BACKGROUND
Upregulation of sphingosine‐1‐phosphate (S1P) may mediate resistance to vascular endothelial growth factor (VEGF)‐directed therapies and inhibit antitumor immunity. Antagonism of S1P in preclinical models appears to overcome this resistance. In this phase 2 study, the authors assessed the activity of sonepcizumab, a first‐in‐class inhibitor of S1P, in patients with metastatic renal cell carcinoma (mRCC) with a history of prior VEGF‐directed therapy.
METHODS
Patients were required to have clear cell mRCC and to have received treatment with at least 1 prior VEGF‐directed agent. Prior treatment with immunotherapeutic agents and ≤1 mammalian target of rapamycin inhibitors was permitted. The primary endpoint of the study was progression‐free survival. Additional endpoints included response rate and safety, and overall survival (OS) performed post hoc.
RESULTS
A total of 40 patients were enrolled with a median of 3 prior therapies (range, 1‐5 prior therapies), 78% of whom had intermediate‐risk disease by second‐line International Metastatic Renal Cell Carcinoma Database Consortium (IMDC) criteria. Although the current study did not achieve its primary endpoint based on the 2‐month progression‐free survival, a median OS of 21.7 months was observed. Four patients (10%) demonstrated a partial response, with a median duration of response of 5.9 months. No grade 3/4 treatment‐related adverse events were observed in >5% of patients (adverse events were graded and recorded for each patient using Common Terminology Criteria for Adverse Events [version 4.0]); the most frequent grade 1/2 treatment‐related adverse events were fatigue (30%), weight gain (18%), constipation (15%), and nausea (15%).
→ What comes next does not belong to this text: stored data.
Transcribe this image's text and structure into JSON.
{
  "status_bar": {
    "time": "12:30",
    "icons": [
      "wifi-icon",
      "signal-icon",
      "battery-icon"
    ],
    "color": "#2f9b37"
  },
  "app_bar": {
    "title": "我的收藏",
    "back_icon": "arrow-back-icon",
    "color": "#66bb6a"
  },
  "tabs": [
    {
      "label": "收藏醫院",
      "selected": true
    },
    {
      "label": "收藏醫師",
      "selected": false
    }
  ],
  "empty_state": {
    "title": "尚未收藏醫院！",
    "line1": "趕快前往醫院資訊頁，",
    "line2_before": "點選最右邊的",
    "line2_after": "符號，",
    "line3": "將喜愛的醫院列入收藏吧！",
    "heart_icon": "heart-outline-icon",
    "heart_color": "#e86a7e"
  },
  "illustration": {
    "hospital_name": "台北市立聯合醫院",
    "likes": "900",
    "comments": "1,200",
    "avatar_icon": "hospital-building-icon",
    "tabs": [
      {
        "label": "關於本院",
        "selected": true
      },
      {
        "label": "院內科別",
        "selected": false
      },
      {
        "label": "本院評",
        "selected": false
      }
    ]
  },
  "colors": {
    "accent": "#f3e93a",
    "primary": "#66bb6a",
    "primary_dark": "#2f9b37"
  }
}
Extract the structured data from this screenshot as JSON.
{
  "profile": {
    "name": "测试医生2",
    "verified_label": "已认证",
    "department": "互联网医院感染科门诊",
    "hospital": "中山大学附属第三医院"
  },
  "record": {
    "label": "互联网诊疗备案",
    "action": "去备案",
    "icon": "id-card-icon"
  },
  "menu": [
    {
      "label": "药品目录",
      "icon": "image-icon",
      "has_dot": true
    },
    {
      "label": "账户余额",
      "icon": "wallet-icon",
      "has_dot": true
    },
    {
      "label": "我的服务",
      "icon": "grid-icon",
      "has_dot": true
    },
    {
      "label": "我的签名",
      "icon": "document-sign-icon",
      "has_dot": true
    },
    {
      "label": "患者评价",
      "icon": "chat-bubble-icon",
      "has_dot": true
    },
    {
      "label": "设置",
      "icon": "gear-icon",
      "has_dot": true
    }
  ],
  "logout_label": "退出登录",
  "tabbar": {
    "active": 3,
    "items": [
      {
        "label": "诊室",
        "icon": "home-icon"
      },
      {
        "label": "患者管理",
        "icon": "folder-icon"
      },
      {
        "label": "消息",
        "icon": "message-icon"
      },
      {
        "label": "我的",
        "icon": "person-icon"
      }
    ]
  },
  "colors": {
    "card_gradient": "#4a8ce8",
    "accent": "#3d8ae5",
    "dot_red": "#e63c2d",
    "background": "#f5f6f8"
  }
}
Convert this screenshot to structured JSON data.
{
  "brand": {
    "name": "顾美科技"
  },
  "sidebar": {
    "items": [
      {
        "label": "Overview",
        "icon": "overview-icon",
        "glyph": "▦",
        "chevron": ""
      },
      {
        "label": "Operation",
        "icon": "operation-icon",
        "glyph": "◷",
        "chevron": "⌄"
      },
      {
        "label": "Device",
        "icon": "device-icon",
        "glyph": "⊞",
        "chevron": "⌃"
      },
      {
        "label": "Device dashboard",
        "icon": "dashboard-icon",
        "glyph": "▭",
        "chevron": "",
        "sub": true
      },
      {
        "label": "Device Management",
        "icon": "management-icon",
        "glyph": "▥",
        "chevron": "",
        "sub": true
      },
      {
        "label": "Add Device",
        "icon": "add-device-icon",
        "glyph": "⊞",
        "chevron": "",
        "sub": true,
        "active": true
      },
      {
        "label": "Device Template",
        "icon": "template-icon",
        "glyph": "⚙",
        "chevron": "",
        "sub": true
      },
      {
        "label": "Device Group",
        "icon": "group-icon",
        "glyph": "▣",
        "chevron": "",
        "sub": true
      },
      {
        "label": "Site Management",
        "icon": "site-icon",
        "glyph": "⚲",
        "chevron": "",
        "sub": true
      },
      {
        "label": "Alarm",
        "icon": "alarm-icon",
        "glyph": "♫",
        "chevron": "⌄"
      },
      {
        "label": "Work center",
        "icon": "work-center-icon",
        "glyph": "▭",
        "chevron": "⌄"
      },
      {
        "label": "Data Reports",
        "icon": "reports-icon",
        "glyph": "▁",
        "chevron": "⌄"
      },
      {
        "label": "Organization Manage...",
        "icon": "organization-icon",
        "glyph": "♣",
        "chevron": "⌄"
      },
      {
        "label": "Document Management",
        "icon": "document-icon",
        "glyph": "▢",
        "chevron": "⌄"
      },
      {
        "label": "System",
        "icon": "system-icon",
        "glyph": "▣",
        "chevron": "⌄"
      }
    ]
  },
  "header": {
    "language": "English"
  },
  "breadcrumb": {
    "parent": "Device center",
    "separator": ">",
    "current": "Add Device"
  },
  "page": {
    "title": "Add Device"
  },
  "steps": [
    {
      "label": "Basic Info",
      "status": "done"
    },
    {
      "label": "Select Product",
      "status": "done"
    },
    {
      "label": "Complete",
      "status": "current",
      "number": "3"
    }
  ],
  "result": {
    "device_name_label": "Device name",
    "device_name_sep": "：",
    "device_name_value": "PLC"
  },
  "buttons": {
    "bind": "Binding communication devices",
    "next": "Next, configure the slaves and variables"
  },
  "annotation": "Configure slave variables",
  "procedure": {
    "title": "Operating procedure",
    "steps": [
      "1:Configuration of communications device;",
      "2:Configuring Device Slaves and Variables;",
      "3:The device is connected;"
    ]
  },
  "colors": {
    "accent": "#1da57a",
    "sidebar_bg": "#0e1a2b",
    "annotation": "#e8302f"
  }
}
Biomarker studies demonstrated an increase in S1P concentrations with therapy. Comprehensive genomic profiling of 3 patients with a clinical benefit of >24 months indicated von Hippel–Lindau (VHL) and polybromo‐1 (PBRM1) alterations.
CONCLUSIONS
The encouraging OS and favorable safety profile observed with sonepcizumab should prompt further investigation of the agent in combination with VEGF‐directed agents or checkpoint inhibitors. Cancer 2017;123:576–582. © 2016 American Cancer Society.